Eski ile Yeninin Kucaklaşması

“Eski” ile “yeni” arasındaki mücadele, hayatın farklı alanlarında karşımıza çıkan tarihî bir gerçektir. Bazıları eskiye bağlanıp yeniyi dışlarken bazıları da yeniye kapılıp eskiyi bir köşeye atabilmektedir. Bu konudaki dengesizlik, âhengi bozup insanları birbirine düşürmektedir. Bu noktada ideal olan bakış ve duruş ne olmalıdır?

Öncelikle insan fıtratında yeni şeylere karşı bir temkin vizesi ve teyakkuz zırhı saklıdır. Bu sayede o, kontrolsüz kabulle başkalaşmaktan kurtulur, zira her yeniye kapılmak aldanmışlık, her eskiye bağlanmak ise bağnazlıktır. En mutedil ve makul olan ise vize sormaktır.

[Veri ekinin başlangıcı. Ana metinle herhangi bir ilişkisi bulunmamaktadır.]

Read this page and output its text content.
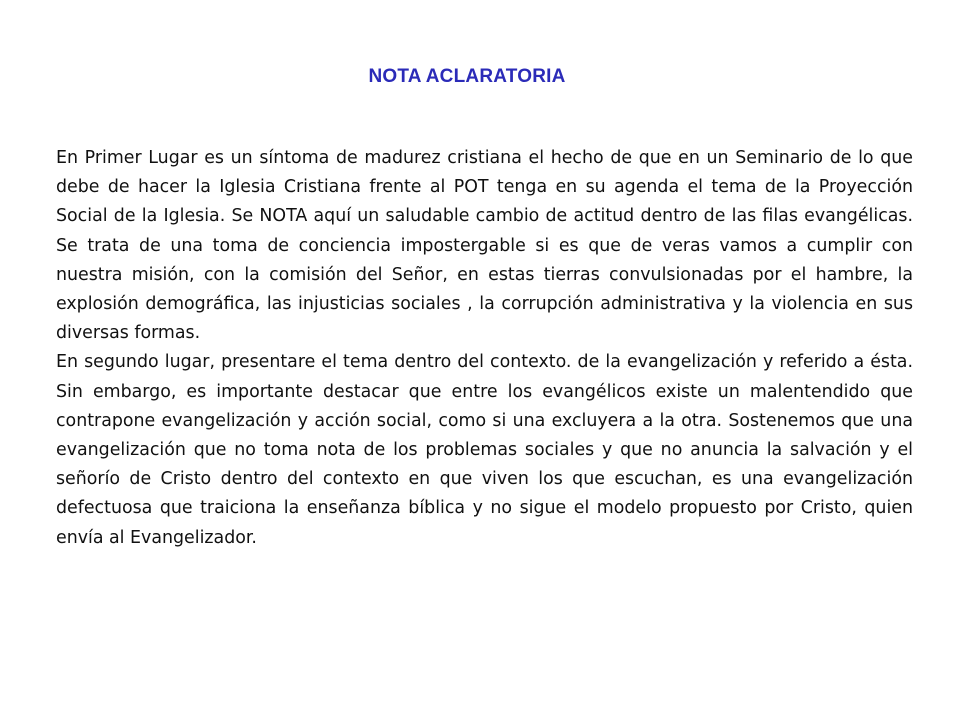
NOTA ACLARATORIA

En Primer Lugar es un síntoma de madurez cristiana el hecho de que en un Seminario de lo que debe de hacer la Iglesia Cristiana frente al POT tenga en su agenda el tema de la Proyección Social de la Iglesia. Se NOTA aquí un saludable cambio de actitud dentro de las filas evangélicas. Se trata de una toma de conciencia impostergable si es que de veras vamos a cumplir con nuestra misión, con la comisión del Señor, en estas tierras convulsionadas por el hambre, la explosión demográfica, las injusticias sociales , la corrupción administrativa y la violencia en sus diversas formas.

En segundo lugar, presentare el tema dentro del contexto. de la evangelización y referido a ésta. Sin embargo, es importante destacar que entre los evangélicos existe un malentendido que contrapone evangelización y acción social, como si una excluyera a la otra. Sostenemos que una evangelización que no toma nota de los problemas sociales y que no anuncia la salvación y el señorío de Cristo dentro del contexto en que viven los que escuchan, es una evangelización defectuosa que traiciona la enseñanza bíblica y no sigue el modelo propuesto por Cristo, quien envía al Evangelizador.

Fıtrata, yeniye karşı merak hissi kodlandığı gibi, bir denge unsuru olarak direnç duygusu da yerleştirilmiştir. Böylece bir taraftan eskiye karşı ülfet ve vefa hisleri canlı tutulurken diğer taraftan istikametin muhafazası için yenilenme istidadının da önü açılmıştır.

Aslında eski ve yeni, önüne geçilemez bir kanun olan değişim ve dönüşümün de fıtrî bir sonucudur. İnsanı eskiden yeniye yönlendiren ise bu değişim ve dönüşümün yanında ihtiyaç ve zaruret dinamikleridir. Hayatta geçerli düstur teavündür, kavga değildir. Acaba bu esas, sürekli eski ve yeni çatışması yaşayan beşer için de söz konusu olamaz mı?

Eski ile Yeni Yan Yanadır

Kâinat, eski ile yeninin kucaklaşmasını ve insicamını gösteren tablolarla doludur. Mesela her bahar, yıllanmış ağaçların dallarına asılı yeni yaprak ve meyveler müdakkik nazarlara arz edilir. Yeni filizler, eski çekirdeklerin bağrından çıkar. Her yeni mahsulün programı, eski tohumda saklıdır. Eski, âdeta yeninin mayasıdır!

Eski ile yeni, doğumların ve ölümlerin dönüm noktalarıdır. Her sabah aynada görülen sima, eskiyle yeninin bitişik bir resmidir. Her yeni gün, yenilenen bir eskidir insan… Yeni ihtiyarlar, eski dönemin gençleridir. Yeni nesiller, eskiden genç olan ebeveynlerin semeresidir. Eski doğumlar yeni ölümlere gebedir.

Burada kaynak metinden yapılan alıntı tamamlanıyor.